Pistazien-Aprikosen-Brot2Manchmal wünsche ich mir, ich hätte diese Fähigkeit, die Gisbert aus der Weihnachtsbäckerei hat: Wenn er ein Rezept liest, weiß er ganz genau, wie es schmeckt. Und wenn er sich ein neues Rezept ausdenkt, schreibt er so lange rum, bis es ihm beim Lesen schmeckt. Aber gut, ich habe diese Gabe nicht und muss experimentieren – was ja auch großen Spaß macht! Mini Me hat mir tatkräftig geholfen. Herausgekommen ist ein fabelhaftes Pistazien-Aprikosen-Brot, das fast schon als Kuchen durchgehen kann. Das braucht ihr dafür:

  • 200 g Softaprikosen
  • 25 g gehackte Pistazien
  • 400 g Dinkel-Vollkornmehl
  • 200 g helles Weizenmehl
  • 1 Pck. Backpulver
  • 100 g Rohrohrzucker
  • 3 Eier
  • 1 Prise Salz
  • 80 ml Sonnenblumenöl
  • 300 ml Milch

Und so geht’s: Schneidet die Aprikosen in rosinengroße Stücke und nascht dabei. Alle Zutaten von trocken bis flüssig in die Rührschüssel geben und zu einem geschmeidigen Teig rühren. Zuletzt die Aprikosen und Pistazien dazugeben. Im Prinzip war’s das schon. Den Teig in eine gefettete Kastenform geben und ab in den Ofen damit. Weil uns das etwas zu schnell ging, haben wir noch Früchte-Knuspermüsli oben drüber gestreut und mit dem Kinderschreck in den Teig gedrückt. Damit das Müsli im Ofen nicht verbrennt, legt ein Stück Alufolie drüber. Eine Stunde bei 180°C backen – fertig!

Am besten schmeckt das Pistazien-Aprikosen-Brot natürlich mit Pistaziencreme und Aprikosenmarmelade. Hmmm, lecker! Und ganz ohne Rezeptschmeckerfähigkeit ausgedacht. ;)

 

Kommentare (2)


  1. Katja -
    5. Juni 2013

    Am besten gefällt mir ja die Anweisung „…und nascht dabei“. Ist das Naschen bei der Mengenangabe denn schon eingepreist?
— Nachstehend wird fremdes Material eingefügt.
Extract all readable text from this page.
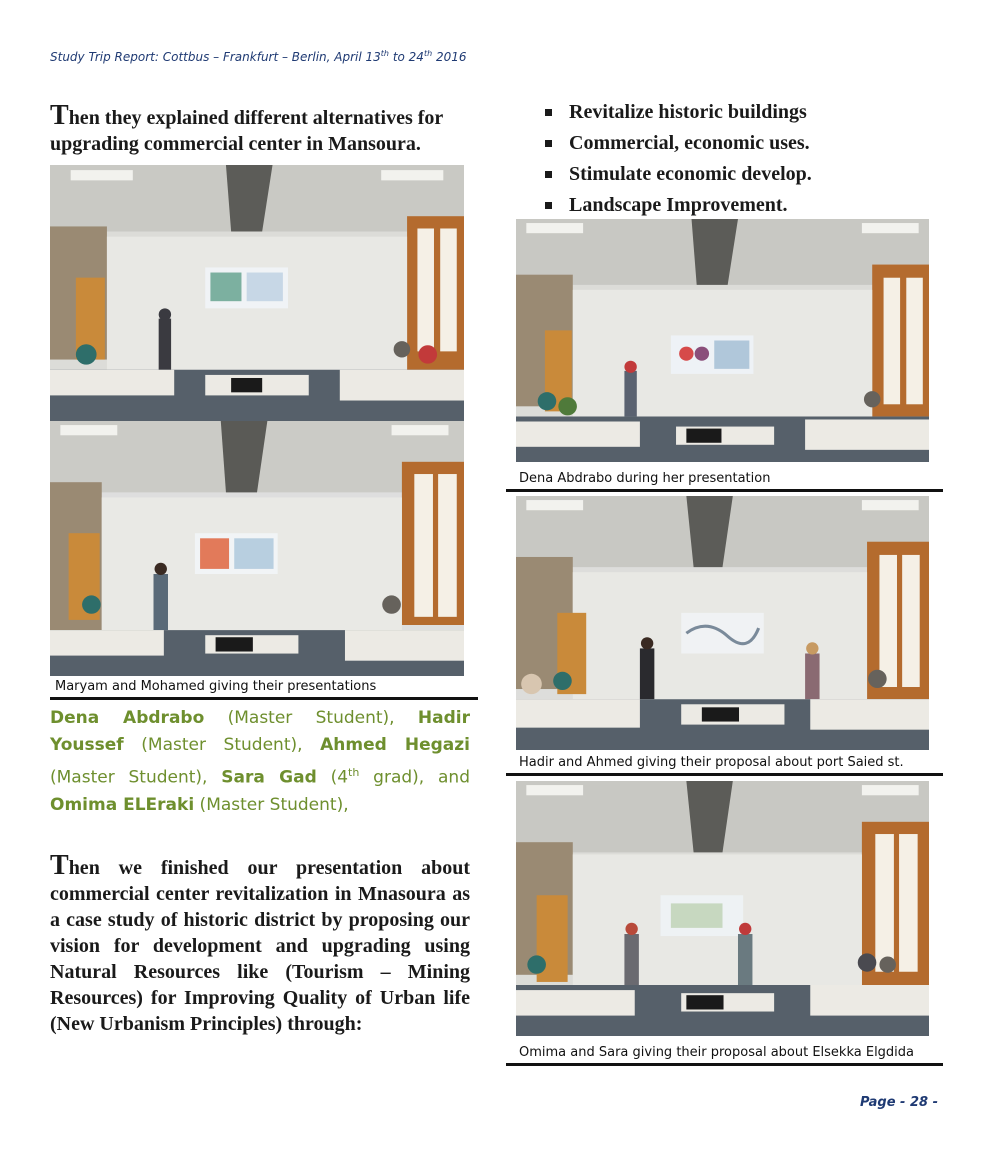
Study Trip Report: Cottbus – Frankfurt – Berlin, April 13th to 24th 2016
Then they explained different alternatives for upgrading commercial center in Mansoura.
Maryam and Mohamed giving their presentations
Dena Abdrabo (Master Student), Hadir Youssef (Master Student), Ahmed Hegazi (Master Student), Sara Gad (4th grad), and Omima ELEraki (Master Student),
Then we finished our presentation about commercial center revitalization in Mnasoura as a case study of historic district by proposing our vision for development and upgrading using Natural Resources like (Tourism – Mining Resources) for Improving Quality of Urban life (New Urbanism Principles) through:
Revitalize historic buildings
Commercial, economic uses.
Stimulate economic develop.
Landscape Improvement.
Dena Abdrabo during her presentation
Hadir and Ahmed giving their proposal about port Saied st.
Omima and Sara giving their proposal about Elsekka Elgdida
Page - 28 -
    Und wer oder was ist der Kinderschreck?

    • Ruth Frobeen -
      5. Juni 2013

      Hallo Katja,
      wir halten nix von strengen Mengenangaben – schon gar nicht bei Experimentbroten. Beim Naschen sollte nur darauf geachtet werden, dass noch etwas in den Teig wandert, sonst muss man den Projektnamen ändern. ;o) „Kinderschreck“ ist so ein Teigschaber. Ich habe das Wort von einem Schwaben gelernt und gleich ins Herz geschlossen.